[PCG24-P05] Auroral imaging at visible and far-ultra-violet wavelengths for the future polar orbiting satellite mission FACTORS
Keywords:aurora, airglow, imager
We are making the design and development of visible and far-ultra-violet (FUV) imagers for this mission. To observe dynamical morphology of small-scale aurora, both visible and FUV images are required to have high-spatial and high-time resolution capability. Therefore, we set the instrumental requirement for visible imager to measure small-scale faint aurora with a spatial resolution of ~1km x 1km at apogee (~4000km altitude), a time resolution of ~10 frame/sec and sufficient sensitivity for auroral intensity of ~1 kR. Target auroral emission should be permitted lines, and N2+ 1NG (391 or 428nm) or N2 1PG (670nm) are candidates.
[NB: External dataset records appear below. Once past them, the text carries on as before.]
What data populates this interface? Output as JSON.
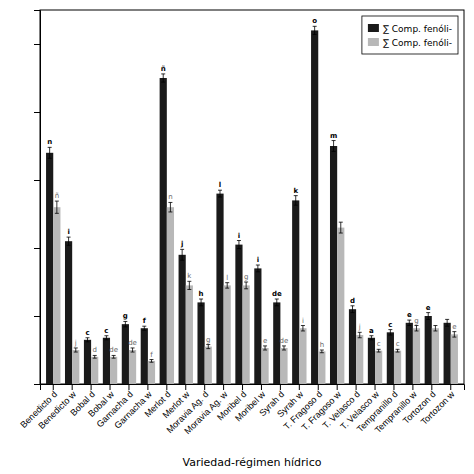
{
  "chart_data": {
    "type": "bar",
    "xlabel": "Variedad-régimen hídrico",
    "categories": [
      "Benedicto d",
      "Benedicto w",
      "Bobal d",
      "Bobal w",
      "Garnacha d",
      "Garnacha w",
      "Merlot d",
      "Merlot w",
      "Moravia Ag. d",
      "Moravia Ag. w",
      "Moribel d",
      "Moribel w",
      "Syrah d",
      "Syrah w",
      "T. Fragoso d",
      "T. Fragoso w",
      "T. Velasco d",
      "T. Velasco w",
      "Tempranillo d",
      "Tempranillo w",
      "Tortozon d",
      "Tortozon w"
    ],
    "series": [
      {
        "name": "∑ Comp. fenóli-",
        "color": "#1a1a1a",
        "values": [
          3400,
          2100,
          650,
          680,
          880,
          820,
          4500,
          1900,
          1200,
          2800,
          2050,
          1700,
          1200,
          2700,
          5200,
          3500,
          1100,
          680,
          760,
          900,
          1000,
          900
        ],
        "errors": [
          80,
          60,
          30,
          30,
          40,
          30,
          60,
          80,
          50,
          50,
          60,
          50,
          50,
          70,
          60,
          80,
          50,
          30,
          40,
          40,
          50,
          50
        ],
        "annotations": [
          "n",
          "i",
          "c",
          "c",
          "g",
          "f",
          "ñ",
          "j",
          "h",
          "l",
          "i",
          "i",
          "de",
          "k",
          "o",
          "m",
          "d",
          "a",
          "c",
          "e",
          "e",
          null
        ]
      },
      {
        "name": "∑ Comp. fenóli-",
        "color": "#b8b8b8",
        "values": [
          2600,
          500,
          400,
          400,
          500,
          340,
          2600,
          1450,
          550,
          1450,
          1450,
          530,
          530,
          820,
          480,
          2300,
          720,
          490,
          490,
          820,
          820,
          730
        ],
        "errors": [
          90,
          30,
          20,
          20,
          30,
          20,
          70,
          60,
          30,
          40,
          50,
          30,
          30,
          40,
          20,
          80,
          40,
          20,
          20,
          40,
          40,
          40
        ],
        "annotations": [
          "ñ",
          "j",
          "d",
          "de",
          "de",
          "f",
          "n",
          "k",
          "g",
          "l",
          "g",
          "e",
          "de",
          "i",
          "h",
          null,
          "j",
          "c",
          "c",
          "g",
          null,
          "e"
        ]
      }
    ],
    "ylim": [
      0,
      5500
    ],
    "yticks": [
      0,
      1000,
      2000,
      3000,
      4000,
      5000
    ],
    "tick_labels": "x",
    "legend": "upper right"
  }
}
We have established high-spatial and high-time resolution auroral imaging measurement with Reimei/MAC, and the similar objective lens (F/1.6, f =50 mm) made of fused silica, which has radiation hard capability, can be used. For the visible detector, we are discussing CCD or space-qualified sCMOS which has low-noise and radiation-hard performances.
Concerning the FUV imager, it was originally designed to measure a wide area (a few thousand km range) to monitor medium scale auroral phenomena, such as westward travelling surge and omega band. However, from recent discussion, the satellite will not be in the noon-midnight meridian sun-synchronous orbit, but in an orbit with a lower inclination angle. In this case, the period of satellite sunlit conditions increases where the visible camera cannot operate due to the scattering of sunlight and earth’s dayside reflection. On the other hand, the intensity of sunlight is relatively lower in the FUV range, and we can obtain auroral FUV images during sunlit conditions. Thus, the FUV imager now plays a more important role to achieve the scientific objectives of FACTORS. Here, we require the high-time and high-spatial resolution capabilities with a few km x a few km, several frame/sec, and sufficient sensitivity for auroral emission at ~1 kR. We examined the FUV detector and objective system so far. Recent progress in FUV detector technology enables us to use a space-qualified FUV 2D array detector without high-voltage image intensifier. We investigated the performance of CCD and sCMOS detectors for the FUV imager. We set the field-of-view (FOV) of the FUV imager to be ~10 deg x 10 deg. According to this relatively narrow FOV requirement, and thanks to the latest lens polishing technology, we designed the objective system made of CaF2 aspherical lenses with a F-number of 2.5 and focal length of 50 mm. The candidate auroral emission is OI 135.6 nm, and/or N2 LBH band (140-180 nm), and the wavelength is selected by a space-qualified FUV bandpass interference filter. We present estimations of counts detected by the preliminary designed FUV imager.